Although the Soviet stockpile of atomic bombs may be greater than that of Britain, British discoveries may well place us above them in fundamental science.
May I say that for the sake of simplicity and to avoid verbal confusion I use the expression 'atomic bombs' and also 'hydrogen bombs' instead of 'thermo-nuclear' and I keep 'nuclear' for the whole lot. There is an immense gulf between the atomic and the hydrogen bomb. The atomic bomb, with all its terrors, did not carry us outside the scope of human control or manageable events in thought or action, in peace or war. But when Mr. Sterling Cole, the Chairman of the United States Congressional Committee, gave out a year ago - 17 February 1954 - the first comprehensive review of the hydrogen bomb, the entire foundation of human affairs was revolutionized, and mankind placed in a situation both measureless and laden with doom.

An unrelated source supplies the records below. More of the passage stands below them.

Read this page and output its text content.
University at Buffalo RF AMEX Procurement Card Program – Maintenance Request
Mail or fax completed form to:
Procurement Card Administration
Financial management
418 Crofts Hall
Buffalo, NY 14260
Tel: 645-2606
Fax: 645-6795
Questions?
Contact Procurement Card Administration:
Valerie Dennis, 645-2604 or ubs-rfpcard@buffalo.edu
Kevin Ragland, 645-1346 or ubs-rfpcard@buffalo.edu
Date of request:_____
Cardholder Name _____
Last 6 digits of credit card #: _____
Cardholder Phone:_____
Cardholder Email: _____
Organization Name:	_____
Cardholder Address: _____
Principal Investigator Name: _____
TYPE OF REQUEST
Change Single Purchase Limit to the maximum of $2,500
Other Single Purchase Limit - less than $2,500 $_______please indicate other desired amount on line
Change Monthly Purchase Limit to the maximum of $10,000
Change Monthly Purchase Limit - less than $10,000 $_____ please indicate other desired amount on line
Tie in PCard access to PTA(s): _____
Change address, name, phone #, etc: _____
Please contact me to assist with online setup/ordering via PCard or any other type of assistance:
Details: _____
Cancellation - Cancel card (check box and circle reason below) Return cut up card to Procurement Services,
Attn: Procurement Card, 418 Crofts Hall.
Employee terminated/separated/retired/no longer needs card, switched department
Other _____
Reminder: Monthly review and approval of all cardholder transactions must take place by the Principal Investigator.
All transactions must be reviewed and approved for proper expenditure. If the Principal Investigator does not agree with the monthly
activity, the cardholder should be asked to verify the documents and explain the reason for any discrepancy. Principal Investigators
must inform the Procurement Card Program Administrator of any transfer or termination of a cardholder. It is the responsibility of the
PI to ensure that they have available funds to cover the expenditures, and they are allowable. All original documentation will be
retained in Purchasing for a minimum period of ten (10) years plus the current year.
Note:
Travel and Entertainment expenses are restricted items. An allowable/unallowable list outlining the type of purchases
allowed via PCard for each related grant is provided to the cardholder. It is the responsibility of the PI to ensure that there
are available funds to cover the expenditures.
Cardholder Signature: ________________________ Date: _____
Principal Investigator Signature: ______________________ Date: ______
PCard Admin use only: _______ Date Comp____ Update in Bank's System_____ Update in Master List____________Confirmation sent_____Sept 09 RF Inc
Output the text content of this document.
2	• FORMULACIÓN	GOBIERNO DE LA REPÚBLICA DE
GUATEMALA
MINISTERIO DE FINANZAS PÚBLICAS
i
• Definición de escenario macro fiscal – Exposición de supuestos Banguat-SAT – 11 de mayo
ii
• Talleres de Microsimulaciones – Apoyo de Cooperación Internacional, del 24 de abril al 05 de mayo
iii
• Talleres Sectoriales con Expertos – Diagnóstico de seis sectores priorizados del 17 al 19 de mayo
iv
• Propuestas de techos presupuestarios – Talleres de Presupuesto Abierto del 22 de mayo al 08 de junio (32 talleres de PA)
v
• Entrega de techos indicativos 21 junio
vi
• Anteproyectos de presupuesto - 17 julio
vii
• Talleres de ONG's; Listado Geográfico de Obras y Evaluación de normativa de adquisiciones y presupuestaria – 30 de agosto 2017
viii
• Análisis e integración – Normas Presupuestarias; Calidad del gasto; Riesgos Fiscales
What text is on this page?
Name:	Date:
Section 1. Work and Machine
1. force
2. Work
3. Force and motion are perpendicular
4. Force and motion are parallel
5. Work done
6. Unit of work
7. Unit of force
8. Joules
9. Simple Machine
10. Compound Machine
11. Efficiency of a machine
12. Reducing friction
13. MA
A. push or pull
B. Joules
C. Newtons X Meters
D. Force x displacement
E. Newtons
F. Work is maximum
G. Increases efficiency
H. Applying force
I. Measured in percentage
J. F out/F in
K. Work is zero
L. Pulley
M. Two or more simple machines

It is now the fact that a quantity of plutonium, probably less than would fill the Box on the Table-it is quite a safe thing to store-would suffice to produce weapons which would give indisputable world domination to any great Power which was the only one to have it. There is no absolute defence against the hydrogen bomb, nor is any method in sight by which any nation, or any country, can be completely guaranteed against the devastating injury which even a score of them might inflict on wide regions.
What ought we to do? Which way shall we turn to save our lives and the future of the world? It does not matter so much to old people; they are going soon anyway; but I find it poignant to look at youth in all its activity and ardour and, most of all, to watch little children playing their merry games, and wonder what would lie before them if God wearied of mankind.